# What are Options?

Options are derivative securities, which give the holder the right, but not the obligation, to buy or sell another instrument at a fixed price before or at a fixed expiration date.

There are two types of options:

Call Options

A call option gives its owner the right to buy; it is not a promise to buy. For example, a store holding an item for you for a fee is a call option.

Put Options

A put option gives its owner the right to sell; it is not a promise to sell. For example, a lifetime money back guarantee policy on items sold by a company is an embedded put option.

Each option contract has a limited life and can be exercised within that life. Based on the expiration, options can be categorized as American or European. An American option gives its owner the right to exercise the option anytime prior to option expiration. A European option may only be exercised at expiration. There are also Bermudan options where the holder can exercise every n months up until the expiration date.

Options can be created with a variety of underlying assets. Options giving the right to buy or sell shares of stock (stock options) are the best-known options. Generally, an option contract is for 100 shares of stock. There are also index options, where the underlying asset is some market measure like the S&P 500 index. Index options are cash-settled. Apart from that there are other options such as commodity options, FX options, and options on other derivatives, among others.

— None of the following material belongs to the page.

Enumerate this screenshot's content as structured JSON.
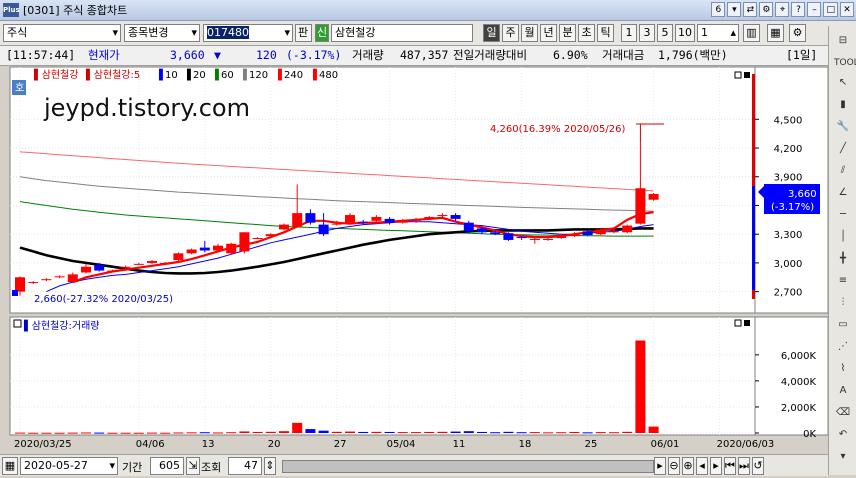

### Characteristics of an Option Contract

An option contract has the following characteristics:

Expiration dates: The Saturday following the third Friday of certain designated months for most options.

Striking price: The predetermined transaction price, in multiples of $2.50 or$5, depending on current stock price.

Underlying security: The security the option gives you the right to buy or sell

Both puts and calls are based on 100 shares of the underlying security.

Option premium: The option premium is the amount you pay for the option.